In an ideal world, developers wouldn't have to have to spend so much of their coding time worrying about how a user interface will look on every possible device. In this programming nirvana, the developers could instead focus on the core functionality or business logic of their application. However, in the real world there are some issues that developers absolutely must be aware of when creating their user interface.
A little history
From the earliest times of software development, the existence of different hardware configurations has plagued software developers. Early PCs had various graphics adaptors with wildly different capabilities. Fortunately, things today are nowhere near as complicated for Windows Mobile device developers.
Windows Mobile 5.0 supports DirectDraw and Direct3D, and these provide abstraction levels for coding software to be used with different types of graphics hardware. Unfortunately. DirectDraw and Direct3D are mostly of use when writing high-performance games or when creating graphics-intensive software. They still leave us some fundamental issues to solve.

Fig. 1: A carefully laid-out design in Portrait mode can be unusable in Landscape mode.
The main issue can best be demonstrated by the screenshots in Fig. 1. On the left is a Pocket PC running in Portrait mode. That is, the screen orientation is 240 pixels wide by 320 pixels high: this is the default configuration for the majority of devices on the market today. An application is running, and it is displaying a series of controls.

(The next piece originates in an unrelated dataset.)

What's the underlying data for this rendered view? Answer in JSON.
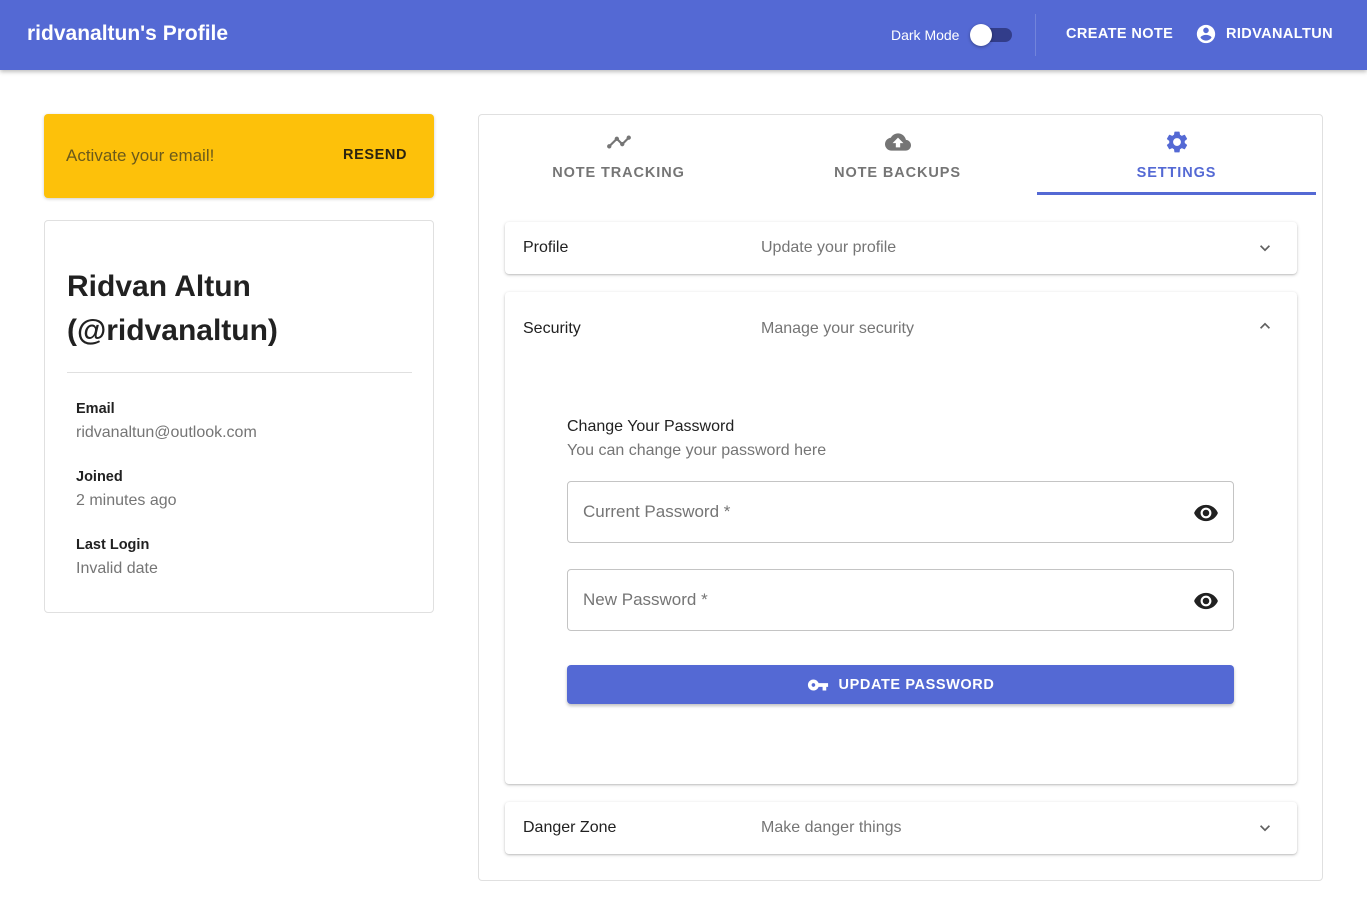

On the right, the same Pocket PC is running the same application, but the display has been rotated 90 degrees into landscape mode—240 pixels high by 320 pixels wide. This display mode is supported by Pocket PCs running Windows Mobile 5, and is even the default view for a few devices. Notice how the controls are hidden at the bottom of the screen. Windows Mobile 5 tries to help by providing scroll bars. But even so, vital information is not immediately apparent.
There are ways to deal with different screen sizes and orientations when developing using C# or Visual Basic.NET with the latest version of the Compact Framework, and Visual Studio 2005. We'll cover applications that are built using C++ in a later article. The information presented will be equally applicable to both Pocket PC and Smartphone devices.
Solution 1: Being careful
One way to cope with different screen sizes is to design for only the smallest possible screen area that devices have in common. In our first example, if we design the application so that all the controls are further up in the top left of the display (Fig.2), then rotating the display to landscape won't cause anything to be hidden.

Keeping controls in the top left of the screen is the easiest way to keep them visible.
This is the simplest workaround, but it's hardly the most elegant. It wastes a lot of screen real estate and packs all the controls into one location, which makes them harder to use. On the plus side there is no extra programming involved, but the results are not going to win any design awards.